Em 2009, uma estudante foi linchada moralmente e poderia sê-lo fisicamente numa universidade. Numa noite de aula, ela colocou um vestido considerado exagerado e provocante e foi para as aulas. A notícia correu pelo prédio. Os alunos e alunas foram saindo das salas em direção à sala onde estava a estudante. Formou-se um tumulto alimentado por palavras de ordem, com xingamentos à estudante, que teve de ser resgatada. Como os ânimos estavam agitados, é possível que ela fosse agredida fisicamente. É provável que alguns daqueles estudantes, a partir de alguma disposição insuflada por umas poucas pessoas, tenham decidido fazer justiça com as próprias mãos e punir aquela estudante que atrapalhava o ambiente da escola ou sujava a imagem daquela universidade. Não há registros que tenham procurado resolver o conflito de uma maneira pacífica, passando pelos trâmites próprios. Tudo tinha que ser resolvido naquela noite. Era preciso dar um basta naquele comportamento naquela noite. De certo modo, agiram sem pensar. Toda violência é uma ação irrefletida. As brigas no trânsito são movidas pelo desejo de justiça. As discussões na família, na escola, no trabalho ou na igreja nascem do desejo de justiça. Este desejo de justiça se expressa pela violência quando se torna mais forte que a razão, porque a razão aconselha ouvir o outro lado ou esperar que o sistema judicial funcione, se for acionado. Justiça demais mata.
Você ama muito a alguém. Por alguma razão, no entanto, essa pessoa é tirada do seu convívio. Você fica indignado. Então, mata (física ou simbolicamente) a pessoa amada ou a pessoa que impede o acesso à pessoa amada.

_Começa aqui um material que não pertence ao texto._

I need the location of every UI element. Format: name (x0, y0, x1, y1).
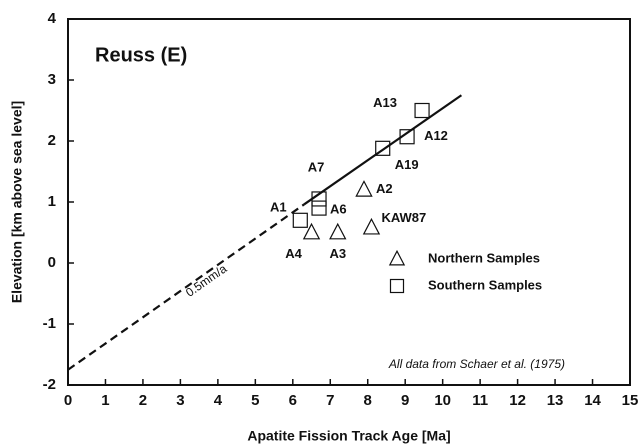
x-tick-label: 4 (214, 392, 223, 409)
point-label: A13 (373, 95, 397, 110)
square-marker (375, 140, 391, 156)
square-marker (414, 102, 430, 119)
chart-title: Reuss (E) (95, 44, 187, 66)
square-marker (311, 200, 327, 216)
x-tick-label: 11 (472, 392, 488, 409)
x-tick-label: 6 (289, 392, 297, 409)
y-tick-label: -1 (43, 315, 56, 332)
triangle-marker (362, 217, 381, 235)
x-tick-label: 12 (509, 392, 526, 409)
x-tick-label: 15 (622, 392, 639, 409)
point-label: A7 (308, 159, 325, 174)
point-label: A19 (395, 157, 419, 172)
x-tick-label: 8 (364, 392, 372, 409)
trend-line (67, 203, 305, 371)
y-tick-label: 4 (48, 10, 57, 27)
square-marker (292, 212, 308, 228)
x-tick-label: 1 (101, 392, 109, 409)
y-tick-label: 2 (48, 132, 56, 149)
point-label: A3 (329, 246, 346, 261)
point-label: A1 (270, 200, 287, 215)
x-tick-label: 13 (547, 392, 564, 409)
x-tick-label: 0 (64, 392, 72, 409)
x-tick-label: 5 (251, 392, 259, 409)
x-tick-label: 10 (434, 392, 451, 409)
y-tick-label: -2 (43, 376, 56, 393)
triangle-marker (329, 222, 347, 240)
trend-label: 0.5mm/a (183, 261, 230, 299)
point-label: A2 (376, 181, 393, 196)
square-marker (389, 278, 405, 294)
square-marker (399, 129, 415, 145)
y-tick-label: 1 (48, 193, 56, 210)
y-tick-label: 3 (48, 71, 56, 88)
x-tick-label: 2 (139, 392, 147, 409)
square-marker (311, 191, 327, 207)
triangle-marker (302, 222, 321, 240)
legend-label: Southern Samples (428, 277, 542, 292)
annotation: All data from Schaer et al. (1975) (388, 357, 565, 371)
x-tick-label: 3 (176, 392, 184, 409)
triangle-marker (388, 249, 406, 266)
legend (381, 241, 571, 301)
legend-label: Northern Samples (428, 250, 540, 265)
point-label: A12 (424, 128, 448, 143)
point-label: A4 (285, 246, 302, 261)
y-tick-label: 0 (48, 254, 56, 271)
x-axis-label: Apatite Fission Track Age [Ma] (247, 428, 450, 444)
point-label: A6 (330, 202, 347, 217)
x-tick-label: 9 (401, 392, 409, 409)
x-tick-label: 14 (584, 392, 601, 409)
trend-line (303, 94, 463, 206)
plot-frame (67, 18, 631, 386)
y-axis-label: Elevation [km above sea level] (9, 101, 25, 303)
triangle-marker (355, 180, 373, 197)
x-tick-label: 7 (326, 392, 334, 409)
point-label: KAW87 (381, 210, 426, 225)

Isto acontece com pais separados em litígio e há uma criança no meio deste amor. E infelizmente temos notícias de casos extremos em que a criança é assassinada para que não seja amada pelo outro. E infelizmente temos notícias de homens que assassinam mulheres que os abandonam, deixando (alguns) melodramáticos bilhetes de despedida em que dizem: “se ela não é minha, não será de mais ninguém”.

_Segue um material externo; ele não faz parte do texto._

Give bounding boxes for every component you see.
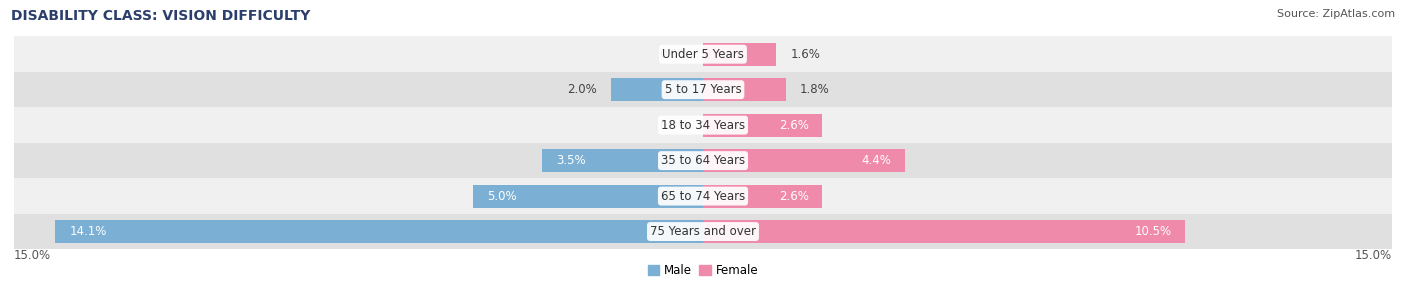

Todos diremos: esses são casos patológicos, mas todos precisamos nos examinar para ver se nosso amor não está matando (simbolicamente). Amor demais mata.
Por incrível que pareça, verdade demais mata.
Para que a verdade não mate, ela precisa ser demonstrada com amor.
O amor tempera a verdade, acondicionando-a com especiarias que a tornam deglutível.
O amor põe a verdade em segundo plano, quando o primeiro plano não produz vida.
Quando a verdade é gestada na atmosfera do amor, é proferida entre risos e não com mal-humor.
Entre o amor e a verdade, se uma escolha fosse necessária, eu escolheria o amor.
E você?
Levar desaforo para casa pode ser uma forma de pôr fim à cultura da violência e de praticar a cultura da paz. Quem tem a mente de Cristo contribui para encerrar a espiral da violência. (DRIVER, John. Ouça Jesus. Campinas: Cristã Unida, 1995, p. 73.)